It's hard not to have a love-hate relationship with deadlines. As a career journalist, I've become accustomed to working toward and meeting them — and then doing it again.
The blessing (and curse) of deadlines, of course, is that they force productivity, a timeline and a game plan that might otherwise go undefined. Without those things, small tasks, complicated projects and everything in between can languish — or worse, move forward without the quality and comprehensiveness that would have been possible with proper forethought and a commitment to doing the job well.
Minding the Clock
This issue is full of examples of districts contending with deadlines.
Perhaps the most pressing deadline for many schools is April 8 — the date on which Microsoft will stop supporting Windows XP. Schools still using the operating system at that point will no longer receive security patches or updates, putting all XP-running computers at risk should a problem emerge.
Failing to migrate can be costly in more literal ways too: According to Gartner, districts that fail to migrate to Windows 7 or 8 by the deadline could pay $200,000 to $500,000 for a one-year custom support contract from Microsoft — a significant amount of money for any school already facing budget constraints.
How are districts preparing for life after Windows XP? IT leaders from Arizona, Massachusetts and Washington share their plans in "How Is K–12 Preparing for Life After XP?" As Kurt Gazow, manager of information technology for Evergreen Public Schools in Washington, explains, "XP has served us well for many years, but it is also limiting. While a migration like this will take quite a bit of time and energy to accomplish, and while change and transition are never easy, it is necessary in order to best support our students and staff in their efforts."
For more help migrating to a new OS, visit CDWG.com/xpendoflife.

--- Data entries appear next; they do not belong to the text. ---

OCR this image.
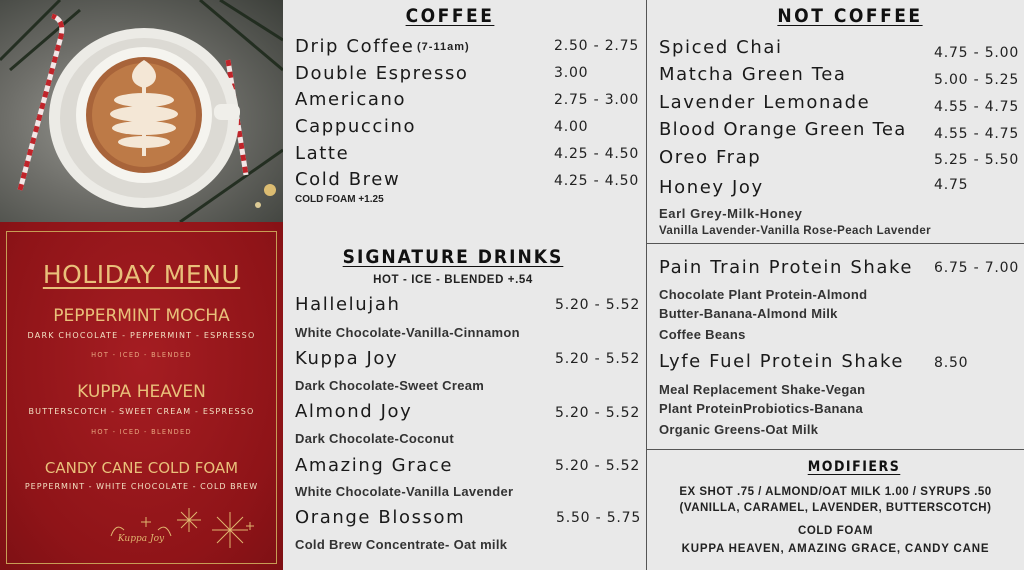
HOLIDAY MENU
PEPPERMINT MOCHA
DARK CHOCOLATE - PEPPERMINT - ESPRESSO
HOT - ICED - BLENDED
KUPPA HEAVEN
BUTTERSCOTCH - SWEET CREAM - ESPRESSO
HOT - ICED - BLENDED
CANDY CANE COLD FOAM
PEPPERMINT - WHITE CHOCOLATE - COLD BREW
Kuppa Joy
COFFEE
Drip Coffee (7-11am)	2.50 - 2.75
Double Espresso	3.00
Americano	2.75 - 3.00
Cappuccino	4.00
Latte	4.25 - 4.50
Cold Brew	4.25 - 4.50
COLD FOAM +1.25
SIGNATURE DRINKS
HOT - ICE - BLENDED +.54
Hallelujah	5.20 - 5.52
White Chocolate-Vanilla-Cinnamon
Kuppa Joy	5.20 - 5.52
Dark Chocolate-Sweet Cream
Almond Joy	5.20 - 5.52
Dark Chocolate-Coconut
Amazing Grace	5.20 - 5.52
White Chocolate-Vanilla Lavender
Orange Blossom	5.50 - 5.75
Cold Brew Concentrate- Oat milk
NOT COFFEE
Spiced Chai	4.75 - 5.00
Matcha Green Tea	5.00 - 5.25
Lavender Lemonade	4.55 - 4.75
Blood Orange Green Tea 4.55 - 4.75
Oreo Frap	5.25 - 5.50
Honey Joy	4.75
Earl Grey-Milk-Honey
Vanilla Lavender-Vanilla Rose-Peach Lavender
Pain Train Protein Shake 6.75 - 7.00
Chocolate Plant Protein-Almond
Butter-Banana-Almond Milk
Coffee Beans
Lyfe Fuel Protein Shake 8.50
Meal Replacement Shake-Vegan
Plant ProteinProbiotics-Banana
Organic Greens-Oat Milk
MODIFIERS
EX SHOT .75 / ALMOND/OAT MILK 1.00 / SYRUPS .50
(VANILLA, CARAMEL, LAVENDER, BUTTERSCOTCH)
COLD FOAM
KUPPA HEAVEN, AMAZING GRACE, CANDY CANE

Looking for other time management pointers? In "Tracking Shawnee Mission School District's Technology Overhaul," the people behind Shawnee Mission (Kan.) School District's 20-month wireless and telephony systems overhaul map out the timeline — and the factors that drove their decision-making.
And in "Need Help Transitioning to Online Assessments?" Dr. Geoffrey H. Fletcher explains how the State Educational Technology Directors Association's Implementing Online Assessments: Pathways to Success website can help districts navigate the transition to Common Core–mandated online testing in time for the 2014–2015 school year.
As these stories and others in this issue demonstrate, deadlines can be challenging. But from those challenges can emerge great things that make schools — and students — better.